Originally from the User Slack
@Andres: I have an issue where subgroups of my data have vastly different volumes and this volume disparity isn’t something we can change.
A common query I need to do is “what is the latest state for all active ‘agents’ in a subgroup” so I need to design my tables such that searching with just the subgroup is efficient, meaning have it be the partition key:
CREATE TABLE agents (
subgroup text,
agent_id uuid,
/* snip agent metadata */,
PRIMARY KEY (subgroup, agent_id)
);
However, this leads to hot/large partitions for the larger subgroups that have magnitudes more number of agents than our smaller subgroups.
If I make the agent_id
part the partition key, then I no longer have a hot partition (each agent writes at about the same rate) but I then lose the ability to quickly query for all agents in a subgroup (queries for smaller subgroups still have to go sift through the data of the larger subgroups).
I considered maybe making separate tables or keyspaces per subgroup (since I don’t need to ever search across subgroups) but it seems like having a dynamic number of tables is an anti-pattern (https://forum.scylladb.com/t/any-restriction-on-number-of-tables-in-a-keyspace/482). Do you all have any ideas or alternatives?

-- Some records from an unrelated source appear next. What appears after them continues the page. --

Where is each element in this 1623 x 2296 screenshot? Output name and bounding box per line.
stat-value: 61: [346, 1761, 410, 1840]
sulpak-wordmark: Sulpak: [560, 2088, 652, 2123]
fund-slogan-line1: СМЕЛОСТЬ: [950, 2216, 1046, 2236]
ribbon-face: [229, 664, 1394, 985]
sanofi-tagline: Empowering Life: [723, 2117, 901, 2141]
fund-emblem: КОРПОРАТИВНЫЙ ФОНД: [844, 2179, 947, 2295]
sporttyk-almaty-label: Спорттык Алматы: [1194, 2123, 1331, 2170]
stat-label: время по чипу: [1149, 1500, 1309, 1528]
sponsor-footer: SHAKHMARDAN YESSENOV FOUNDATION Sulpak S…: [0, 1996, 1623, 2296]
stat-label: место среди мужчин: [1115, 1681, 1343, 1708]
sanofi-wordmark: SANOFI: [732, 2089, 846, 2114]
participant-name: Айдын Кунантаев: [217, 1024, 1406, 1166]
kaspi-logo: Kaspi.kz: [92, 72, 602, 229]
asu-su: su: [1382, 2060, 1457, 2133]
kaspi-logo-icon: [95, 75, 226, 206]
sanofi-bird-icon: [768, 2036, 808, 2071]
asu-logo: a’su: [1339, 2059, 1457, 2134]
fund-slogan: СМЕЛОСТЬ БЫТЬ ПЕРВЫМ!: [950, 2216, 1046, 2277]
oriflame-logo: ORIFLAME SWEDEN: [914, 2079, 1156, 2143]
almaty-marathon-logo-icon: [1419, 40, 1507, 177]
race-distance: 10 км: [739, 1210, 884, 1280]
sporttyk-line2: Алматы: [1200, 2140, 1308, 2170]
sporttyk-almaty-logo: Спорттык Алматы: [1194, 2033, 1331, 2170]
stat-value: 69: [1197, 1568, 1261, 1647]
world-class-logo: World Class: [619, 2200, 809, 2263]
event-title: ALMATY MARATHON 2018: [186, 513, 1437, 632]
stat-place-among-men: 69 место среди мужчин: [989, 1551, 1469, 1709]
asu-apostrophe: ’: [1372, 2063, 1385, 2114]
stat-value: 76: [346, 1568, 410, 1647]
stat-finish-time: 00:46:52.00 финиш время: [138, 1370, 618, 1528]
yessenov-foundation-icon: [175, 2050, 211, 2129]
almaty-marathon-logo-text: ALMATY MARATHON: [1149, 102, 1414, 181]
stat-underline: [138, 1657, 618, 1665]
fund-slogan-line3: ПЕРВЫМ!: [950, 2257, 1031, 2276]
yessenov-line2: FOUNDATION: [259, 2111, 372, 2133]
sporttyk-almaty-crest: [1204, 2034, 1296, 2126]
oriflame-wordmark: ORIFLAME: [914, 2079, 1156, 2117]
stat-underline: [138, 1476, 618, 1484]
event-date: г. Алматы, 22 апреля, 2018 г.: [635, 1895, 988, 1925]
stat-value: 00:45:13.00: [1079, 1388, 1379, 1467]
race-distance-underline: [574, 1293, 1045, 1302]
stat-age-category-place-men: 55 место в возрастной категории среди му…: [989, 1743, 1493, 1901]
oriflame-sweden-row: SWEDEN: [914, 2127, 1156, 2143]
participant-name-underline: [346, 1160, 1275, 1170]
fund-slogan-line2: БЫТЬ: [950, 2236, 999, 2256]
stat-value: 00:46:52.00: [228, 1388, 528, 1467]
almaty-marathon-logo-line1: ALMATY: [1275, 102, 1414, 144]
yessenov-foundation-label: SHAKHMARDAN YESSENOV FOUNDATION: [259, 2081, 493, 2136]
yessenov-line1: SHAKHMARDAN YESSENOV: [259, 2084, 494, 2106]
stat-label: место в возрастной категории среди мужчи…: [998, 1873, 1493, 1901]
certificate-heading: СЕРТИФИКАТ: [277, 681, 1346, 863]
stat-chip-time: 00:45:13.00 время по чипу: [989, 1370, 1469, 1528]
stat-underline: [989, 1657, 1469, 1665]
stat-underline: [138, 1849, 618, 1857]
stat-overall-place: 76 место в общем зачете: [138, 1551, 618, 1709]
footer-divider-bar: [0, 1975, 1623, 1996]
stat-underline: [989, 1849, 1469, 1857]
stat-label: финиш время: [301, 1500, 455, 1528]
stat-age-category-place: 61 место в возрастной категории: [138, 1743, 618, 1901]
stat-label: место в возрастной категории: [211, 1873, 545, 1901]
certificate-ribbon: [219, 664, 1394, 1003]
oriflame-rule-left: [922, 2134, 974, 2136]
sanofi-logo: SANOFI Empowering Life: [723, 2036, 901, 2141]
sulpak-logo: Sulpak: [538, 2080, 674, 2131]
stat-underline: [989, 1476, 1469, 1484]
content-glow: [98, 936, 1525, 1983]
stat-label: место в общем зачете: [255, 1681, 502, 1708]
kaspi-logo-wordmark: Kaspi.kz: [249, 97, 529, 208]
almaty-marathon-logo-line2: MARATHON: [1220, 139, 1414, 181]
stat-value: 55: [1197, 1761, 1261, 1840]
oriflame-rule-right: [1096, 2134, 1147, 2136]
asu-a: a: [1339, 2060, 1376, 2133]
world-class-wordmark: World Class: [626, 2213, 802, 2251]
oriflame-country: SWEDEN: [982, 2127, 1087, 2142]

@Felipe_Cardeneti_Mendes: Thinking out loud — maybe hash the agent_id UUID (a 16 byte array) and split it to corresponding buckets
When you need to query a specific agent you already know which bucket it lives
When you want to scan all agents, simply read from all buckets concurrently. Find the good balance where ((subgroup, bucket), agent_id) is optimal
@Andres: So keep a static set of bucket identifiers so if I need to query for all agents I iterate through all the buckets client-side, doing a query per bucket?
@Felipe_Cardeneti_Mendes: Yeap— this should spread the load accordingly. The problem is that you cant be too optimistic on the number of buckets as you otherwise risk the smaller subgroups from becoming expensive to read — if you are too conservative you wont resolve the problem as it is.
Another option would be to maybe only apply this to outliers (under a corresponding table) and transition subgroups as needed.
Scanning should be fast as you query all buckets in parallel
@Andres: It’s an interesting idea, unfortunate that unless I only do it to outliers then even the small subgroups also get the “cost” of buckets but it may be worth it. I’d have to think further on how painful, if at all, it would be to do it to only outliers and then transition as needed.
I was also considering maintaining a redis ordered set of subgroup to agent uuids, so that way I can have the agent uuids in the partition key because I would know the uuids via the redis cache
@Felipe_Cardeneti_Mendes: Yeap, a reverse lookup table also works. Scanning an entire subgroup with too many agents may be slower though. Instead of scanning each bucket individually you will now query each agent— you will need to decide on what works and scales best for your use case.
@Andres: Since it will be a query using the IN operation, instead of a query per agent, it shouldn’t be that much slower right? I was imagining a query for every few thousand agents so similarly to paging.
@Felipe_Cardeneti_Mendes: > Since it will be a query using the IN operation, instead of a query per agent, it shouldn’t be that much slower right? I was imagining a query for every few thousand agents so similarly to paging.
It works, but may create shard contention under some circumstances, beware of it. A query (IN or not) is handled by a single coordinator shard. When you ask for many other keys on potentially different shards, this coordinator needs to coordinate with other replicas. Best to test and ensure it matches your P99 latencies requirements.